United States Pavilion at the Venice Biennale, Dimensions of Citizenship, 2018
El Hadi Jazairy + Rania Ghosn
Reid Fellenbaum, Jia Jane Weng, Kelly Koh, Shuya Xu, Monica Hutton, Rawan Al-Saffar, Lex Agnew, Garine Boghossian, Ranu Singh, Tianwei Yen, Sihao Xiong
Benjamin Weiss, MIT EAPS
Cosmorama responds to current issues that shape humanity’s relationship to the cosmos in three geostories: “Mining the Sky,” “Planetary Ark,” and “Pacific Cemetery.” These geographic fictions render visible important matters unaccounted for in the technological triumphalism and frontier narratives of the Space Age. They project some of humanity’s present environmental and political hopes and fears, and bring forth these same systems and their attributes as generators of a renewed planetary imagination.
“Mining the Sky” speculates on the landscapes of the 2015 SPACE Act (Spurring Private Aerospace Competitiveness and Entrepreneurship Act) that recognized the right of US citizens to engage in the exploitation of extraplanetary resources, arguably in violation of the 1967 Outer Space Treaty that prevents any state from exercising “national appropriation by claim of sovereignty, by means of use or occupation, or by any other means.” This new franchising of outer space is expected to accelerate the nascent NewSpace entrepreneurial movement as companies such as Planetary Resources plan to extract billions of dollars worth of ore from near-Earth asteroids. The captured asteroids are de-spun and towed to a mining depot at the Earth-Moon L1 Lagrange, a position where the combined gravitational pulls from the two celestial objects constitute a stable equilibrium point. Robotic arms process the asteroid. They either hollow out the asteroid collecting the trail of debris in the fabricated cave or mine the surface to carve out the face of the gods of the new space age. The mining station serves human settlements through the Interplanetary Transport Network, requiring minimal energy for an object to travel through such gravitationally determined highways through the solar system.
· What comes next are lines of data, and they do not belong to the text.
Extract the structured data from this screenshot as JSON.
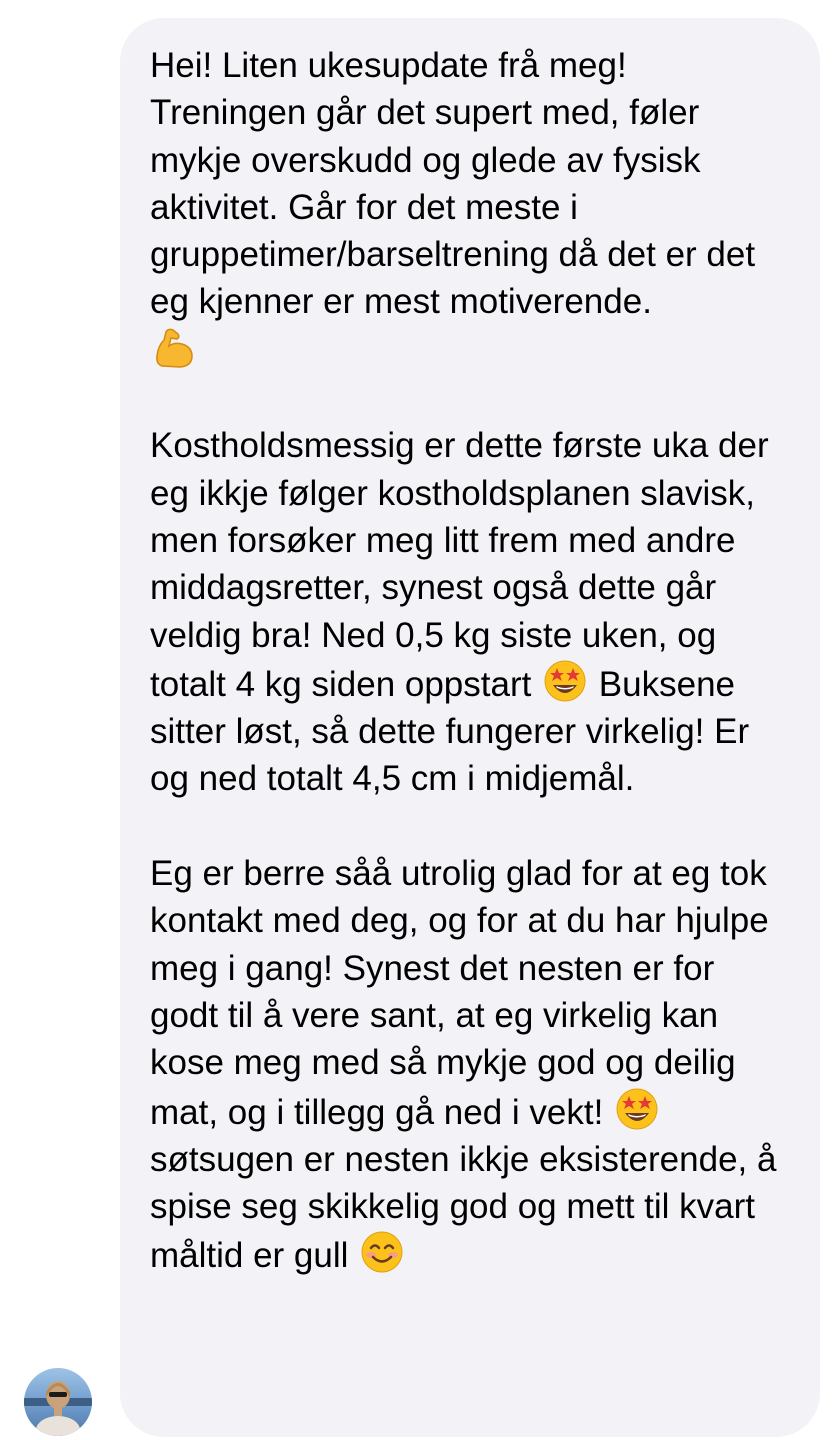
{
  "message": {
    "sender_avatar_icon": "user-avatar-photo",
    "paragraph_1": "Hei! Liten ukesupdate frå meg!\nTreningen går det supert med, føler mykje overskudd og glede av fysisk aktivitet. Går for det meste i gruppetimer/barseltrening då det er det eg kjenner er mest motiverende.\n",
    "paragraph_1_emoji": "flexed-biceps-icon",
    "paragraph_2_a": "Kostholdsmessig er dette første uka der eg ikkje følger kostholdsplanen slavisk, men forsøker meg litt frem med andre middagsretter, synest også dette går veldig bra! Ned 0,5 kg siste uken, og totalt 4 kg siden oppstart ",
    "paragraph_2_emoji": "star-struck-icon",
    "paragraph_2_b": " Buksene sitter løst, så dette fungerer virkelig! Er og ned totalt 4,5 cm i midjemål.",
    "paragraph_3_a": "Eg er berre såå utrolig glad for at eg tok kontakt med deg, og for at du har hjulpe meg i gang! Synest det nesten er for godt til å vere sant, at eg virkelig kan kose meg med så mykje god og deilig mat, og i tillegg gå ned i vekt! ",
    "paragraph_3_emoji": "star-struck-icon",
    "paragraph_3_b": " søtsugen er nesten ikkje eksisterende, å spise seg skikkelig god og mett til kvart måltid er gull ",
    "paragraph_3_end_emoji": "smiling-face-icon"
  },
  "colors": {
    "bubble_background": "#f2f2f7",
    "text": "#000000",
    "page_background": "#ffffff"
  }
}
The extraction stations constitute the first artificial constellation visible to human eye from Earth.
“Planetary Ark” is a collection of living animals that were launched into space on scientific missions to test the survivability of spaceflight for the human body, as well as other species currently threatened by the sixth mass extinction in Earth’s history. Now that climate change and uncertain futures define a new normal on Earth, animal species at (or past) the brink of extinction are sent out, each in its cubicle, on an ark to the International Space Station. Once funding for the most expensive structure ever built is discontinued in 2024, the International Space Station is repurposed into a microcosm of scientific experiments on forms of life, what it means to be human, and the making of worlds. It is also a place of last refuge, where some scientists can tend to creatures with remarkable care, in spite of their imminent disappearance. A few thousand years later, the offspring of these “fellow travelers” embark on a journey to resettle the Earth.
“Pacific Cemetery” is a vortex spiral island where decommissioned satellites and other space debris are brought back from orbit and recycled at Point Nemo in the Pacific Ocean. Over the next decades, thousands of satellites will be launched into space and eventually decommissioned after fifteen years of operation. Building on the precedent of the Pacific Proving Grounds, in which the United States secured an agreement with the United Nations to conduct nuclear testing at sites in the Pacific Ocean between 1946 and 1962, the US designates Point Nemo as the Strategic Trust Territory of the Space Age. At more than 1,400 nautical miles from the nearest land, Point Nemo is already the cemetery of de-orbited spacecraft, such as the Soviet-era MIR space station, the Jules Verne ATV and other European Space Agency cargo ships, and a SpaceX rocket. Also dubbed the Oceanic Point of Inaccessibility, Point Nemo is the landfill of the Space Age. It is a planetary terraforming project, in which the vestiges of space objects are recycled into bits of sovereignty to house climate refugees from Pacific Islands. The strategic area directive also proclaims that the United States would promote the economic advancement, self-sufficiency, and right to self-determination of such planetary refugees against the disappearance of their lands.